Dale’s Story

Before [the gift of] healing started manifesting in my life, I thought I was kind of done growing. I felt like I had reached the pinnacle of what my spiritual life was going to reach in my lifetime. But some time in my thirties, God showed me, “Oh no, you have more gifting than you thought.”

I don't know if I can really make sense of it, because up until that point I wasn't actively pursuing it. It was just sort of this thing that fell into my lap.

In 2014 I was at the Bethel School of Music for a two week program and I ended up going to their healing room. For some reason I felt like I couldn’t stand, and then someone prayed for me and they were like, “I think [healing] is an area you should probably look at to see if there's something bigger to it”.
It started to become very clear and evident in my mind that God was doing something there. 

That occurrence was the beginning of me being like, “Oh, healing might be a thing in my life and I should actually do something about that”.

After that experience and after some time of doing research and learning as much as I could [about healing], there were intermittent periods where I would pray for someone’s healing and then they would find relief.

But some time after that, I went through a period of burnout and being hurt by my church and I pretty much stopped doing everything. I stopped going to church and I kind of cut myself off from the Holy Spirit.

Eventually I started coming to Wellspring and I attended the Draw Near Conference last year - which became an inflection point of coming back to things and being restored to operating in the spirit. 
On the night before the conference, I was asleep and I got a picture of myself back at the healing room years prior. And then I remember when I walked in that Saturday, I actually had a hard time standing. It very much felt like that feeling I had years ago. 

At the conference, a lot of the words I had heard in the past were coming back and reminding me of who I am and the testimonies of people getting healed. There was a lot of restoration that came out of that.

I still don't fully understand [this gift], but I’ve found that that’s how the spirit moves in me. 

Oftentimes I get a sense that God wants me to pray for someone. And then it’s like, “Okay. God's showing up, so I should actually pray for something because something might happen.
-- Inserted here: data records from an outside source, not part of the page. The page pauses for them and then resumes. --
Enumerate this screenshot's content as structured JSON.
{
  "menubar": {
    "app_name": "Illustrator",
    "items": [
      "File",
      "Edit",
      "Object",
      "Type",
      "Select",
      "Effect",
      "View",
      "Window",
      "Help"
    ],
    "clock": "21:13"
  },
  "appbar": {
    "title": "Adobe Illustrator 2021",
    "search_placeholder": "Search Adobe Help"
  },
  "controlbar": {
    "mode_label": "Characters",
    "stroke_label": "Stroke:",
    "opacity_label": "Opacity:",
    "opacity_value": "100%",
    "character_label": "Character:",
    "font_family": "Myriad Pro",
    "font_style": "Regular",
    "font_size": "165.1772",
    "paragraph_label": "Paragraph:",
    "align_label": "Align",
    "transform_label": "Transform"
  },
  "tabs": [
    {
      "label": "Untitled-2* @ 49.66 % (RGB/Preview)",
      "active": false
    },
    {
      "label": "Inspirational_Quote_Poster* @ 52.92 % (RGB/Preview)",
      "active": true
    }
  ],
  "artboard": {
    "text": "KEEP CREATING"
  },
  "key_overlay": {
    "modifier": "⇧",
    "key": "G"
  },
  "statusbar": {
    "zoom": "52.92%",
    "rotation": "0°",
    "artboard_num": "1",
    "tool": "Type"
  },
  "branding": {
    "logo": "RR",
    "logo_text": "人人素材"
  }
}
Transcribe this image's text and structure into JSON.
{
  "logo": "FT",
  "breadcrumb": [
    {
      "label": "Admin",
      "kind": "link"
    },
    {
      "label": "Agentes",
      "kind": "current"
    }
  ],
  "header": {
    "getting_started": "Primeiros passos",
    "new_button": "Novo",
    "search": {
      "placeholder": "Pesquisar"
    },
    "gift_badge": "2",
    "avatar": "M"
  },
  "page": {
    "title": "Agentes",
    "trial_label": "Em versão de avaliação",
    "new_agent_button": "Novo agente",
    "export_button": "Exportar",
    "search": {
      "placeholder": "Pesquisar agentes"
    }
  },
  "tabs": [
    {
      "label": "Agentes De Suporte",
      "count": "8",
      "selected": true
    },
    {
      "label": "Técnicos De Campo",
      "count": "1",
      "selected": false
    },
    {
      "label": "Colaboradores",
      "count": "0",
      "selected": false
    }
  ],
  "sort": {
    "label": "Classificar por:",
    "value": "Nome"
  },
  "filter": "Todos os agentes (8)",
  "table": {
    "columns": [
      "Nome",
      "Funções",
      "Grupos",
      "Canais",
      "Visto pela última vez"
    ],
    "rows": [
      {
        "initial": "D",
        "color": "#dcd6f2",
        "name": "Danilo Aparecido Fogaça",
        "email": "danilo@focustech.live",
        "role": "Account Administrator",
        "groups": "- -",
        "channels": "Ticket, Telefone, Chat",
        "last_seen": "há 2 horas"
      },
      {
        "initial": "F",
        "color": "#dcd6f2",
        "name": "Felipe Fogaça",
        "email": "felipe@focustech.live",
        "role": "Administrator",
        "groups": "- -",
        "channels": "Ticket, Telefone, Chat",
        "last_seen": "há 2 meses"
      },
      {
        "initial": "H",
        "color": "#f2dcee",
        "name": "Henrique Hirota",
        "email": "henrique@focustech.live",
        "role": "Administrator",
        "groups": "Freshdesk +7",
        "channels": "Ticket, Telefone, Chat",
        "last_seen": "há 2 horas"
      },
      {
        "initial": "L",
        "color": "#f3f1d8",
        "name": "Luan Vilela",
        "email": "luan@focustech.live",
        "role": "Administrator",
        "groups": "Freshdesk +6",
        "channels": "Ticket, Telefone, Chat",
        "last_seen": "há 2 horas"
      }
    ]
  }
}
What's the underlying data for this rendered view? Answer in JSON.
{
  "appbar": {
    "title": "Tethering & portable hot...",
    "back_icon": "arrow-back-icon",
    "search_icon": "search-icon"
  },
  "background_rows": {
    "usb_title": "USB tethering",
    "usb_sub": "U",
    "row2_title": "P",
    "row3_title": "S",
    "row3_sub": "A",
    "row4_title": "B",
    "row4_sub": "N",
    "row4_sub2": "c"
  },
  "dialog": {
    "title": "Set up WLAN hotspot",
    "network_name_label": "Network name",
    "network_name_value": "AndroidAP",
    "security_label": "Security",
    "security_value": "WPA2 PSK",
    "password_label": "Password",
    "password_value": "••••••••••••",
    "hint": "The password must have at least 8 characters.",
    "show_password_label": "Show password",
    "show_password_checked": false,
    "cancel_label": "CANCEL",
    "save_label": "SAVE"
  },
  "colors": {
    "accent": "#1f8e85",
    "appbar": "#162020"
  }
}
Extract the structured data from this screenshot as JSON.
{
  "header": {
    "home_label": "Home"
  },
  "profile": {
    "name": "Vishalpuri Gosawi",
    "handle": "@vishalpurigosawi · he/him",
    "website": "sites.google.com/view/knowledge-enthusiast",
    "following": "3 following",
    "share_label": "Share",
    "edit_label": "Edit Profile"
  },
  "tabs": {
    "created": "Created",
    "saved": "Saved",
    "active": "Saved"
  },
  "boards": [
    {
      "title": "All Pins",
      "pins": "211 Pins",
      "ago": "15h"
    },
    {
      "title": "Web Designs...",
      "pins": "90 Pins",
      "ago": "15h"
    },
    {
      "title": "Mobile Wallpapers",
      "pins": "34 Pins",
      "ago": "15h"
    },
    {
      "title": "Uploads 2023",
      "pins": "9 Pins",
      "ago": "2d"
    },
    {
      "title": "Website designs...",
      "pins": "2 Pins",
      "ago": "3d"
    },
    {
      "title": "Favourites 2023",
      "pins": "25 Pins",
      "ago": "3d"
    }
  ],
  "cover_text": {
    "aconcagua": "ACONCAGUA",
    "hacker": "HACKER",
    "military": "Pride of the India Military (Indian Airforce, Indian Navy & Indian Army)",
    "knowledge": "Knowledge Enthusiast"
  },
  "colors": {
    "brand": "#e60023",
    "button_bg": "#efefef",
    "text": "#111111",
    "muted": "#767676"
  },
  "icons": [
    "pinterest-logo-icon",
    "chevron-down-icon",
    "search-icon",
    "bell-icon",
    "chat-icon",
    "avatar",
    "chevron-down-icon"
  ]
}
But [healing] doesn't happen all the time and I feel like I don't really have control over it.

I recognize that it's not my power and that it doesn't come from me, and I'm just a human being trying to do my best to discern.

Sometimes I get it wrong, but for me, it's being willing to be wrong. I think the possibility of someone getting healed is greater than my own embarrassment. It's worth the risk. And if I’m wrong, at the end of the day, what's the big deal? I prayed for someone, I blessed them in some way and I communicated to them that I cared about them. That's the worst that can happen. 

I think through stewarding this gift, God has helped me have more compassion and empathy for people - which really helps to pray for healing. I also think [this gift] has helped me understand the Father’s heart a little bit more and realize there’s a greater care He has for us.

As a child, you have certain expectations of your parents. And every now and then something happens where they do something unexpected and go a couple of steps further than you thought they would. I think receiving this gift unexpectedly and being able to witness his healing has helped reveal more of his heart.